Special edition, December 2018
A CHRISTMAS MIRACLE
This year’s Barrow Christmas Tree, generously donated by President Nigel Heardtrumper was felled in advance by a Special Forces unit led by Brigadier H J “Tufty”Weaver (retd).
On the morning of its erection, with a count of three and a shout of “QUICK, MARCH!” from Heardtrumper, a Platoon of Barrow’s finest, fortified by bacon butties with various sauce accompaniments lifted the tree and shuffled unsteadily into the Village Rd carriageway. Arms at full stretch and staggering from side to side the men quickly gathered momentum, threatening the newly enforced 20 MPH speed limit as they exited the chicane outside the Manor House.
Leading from the rear Heardtrumper continued to encourage his troops – “Not far now, let’s just get around the bend before anyone sees us”, “Alex, can you get up on your toes, me back’s in spasm”, “Don’t forget the blue rope” “Where’s Ollie??”…
Passing villagers marvelled at the scale of the tree as Chief John Armstrong finally guided the exhausted troops to a halt.
What happened next was unprecedented. The Platoon’s credentials for the job were arguably stronger than ever before.

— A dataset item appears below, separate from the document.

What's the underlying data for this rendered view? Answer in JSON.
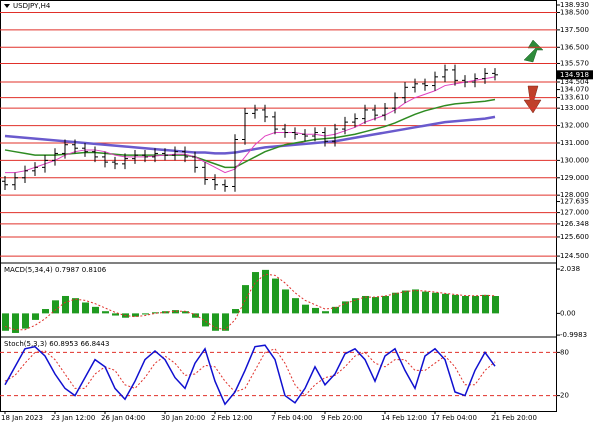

On paper this was a team with all the intellectual and practical capabilities to deal with the simple engineering problem of placing a forty foot tree in an 18 inch pot, covering it in fairy lights and raising it from the horizontal to the vertical, secured only by blue rope and half a wheelbarrow load of bricks.
But Barrow’s Annual Erection doesn’t happen on paper.
The first attempt to raise the tree was progressing well, with a ladder placed at a 45-degree angle to the trunk serving as a prop while various platoon members “took the strain” on the blue rope, humming the famous Red Army classic, “Song of the Volga Boatmen”.
Reinforcements had by now arrived in the shape of Astronomer Royal Tillotson and the Late Ollie Rackham who thought he had timed his arrival from the previous day’s Xmas Dinner at Chester Rugby Club to perfection, but failed to factor in the extra time spent by the Platoon in Heardtrumper’s NAAFI kitchen on bacon butty “seconds” and general preliminary messing about.
When the sturdy trunk hit the crucial 45 degree point, near disaster struck as the tree slipped its mooring. It took out Chumpers Waring and Runciman, leaving the watching youngsters shocked and speechless. WATCH_VIDEO
Cadet Eve Runciman showed remarkable calmness in the circumstances, having witnessed her father have his hair parted by a 1200 lb tree. She first made sure he was still conscious before posting a Facebook video, which quickly generated multiple “Likes” and smiley face emojis.
Thanks to the application of approximately a mile of blue nylon rope the second attempt, accompanied by a series of alarming sways and involuntary shouts from the Chumpers was more successful.
Following the traditional Easyjet Flypast by Sir William D’Arathoon, DFC and Bar and final lighting adjustments by Lance Corporal Kerry Walker various blue ropes were tied off and the Chumpers stood to admire the Tree of the Millennium as it towered over the Village Hall.
Remembering the shocking theft of a previous Barrow Christmas tree the Chumpers have hastily arranged a “Gilets Jaunes” tree protection squad, with 24 hour Hi-Viz vigils alongside the pump planned over the festive period. Liquid refreshments will be supplied by the White Horse Inn accompanied by regular supplies of mince pies donated by the Evergreen Circle.
Yes, we’re taking back control. Barrow and its miraculous tree will not be moved.
Health & Safety note: No Chumpers, bystanders, small children, dogs or squirrels were harmed in the course of this erection.
Present: President & Chief of Staff Nigel Heardtrumper, Chief John Armstrong, Brigadier “Tufty” Weaver, Astronomer Royal David Tillotson, Adjutant “Salty” Runciman, Lance Corporals Waring, Walker & Porter, Gordon Highlander Stuart Mochrie, Private Matt Keen, Cadet Eve Runciman
Also present but mostly absent: M.O. (The Late) Oliver Rackham
Present but dog walking: Irish Ranger Pat “Riverdance” Walsh, Welsh Guardsman Gareth Evans.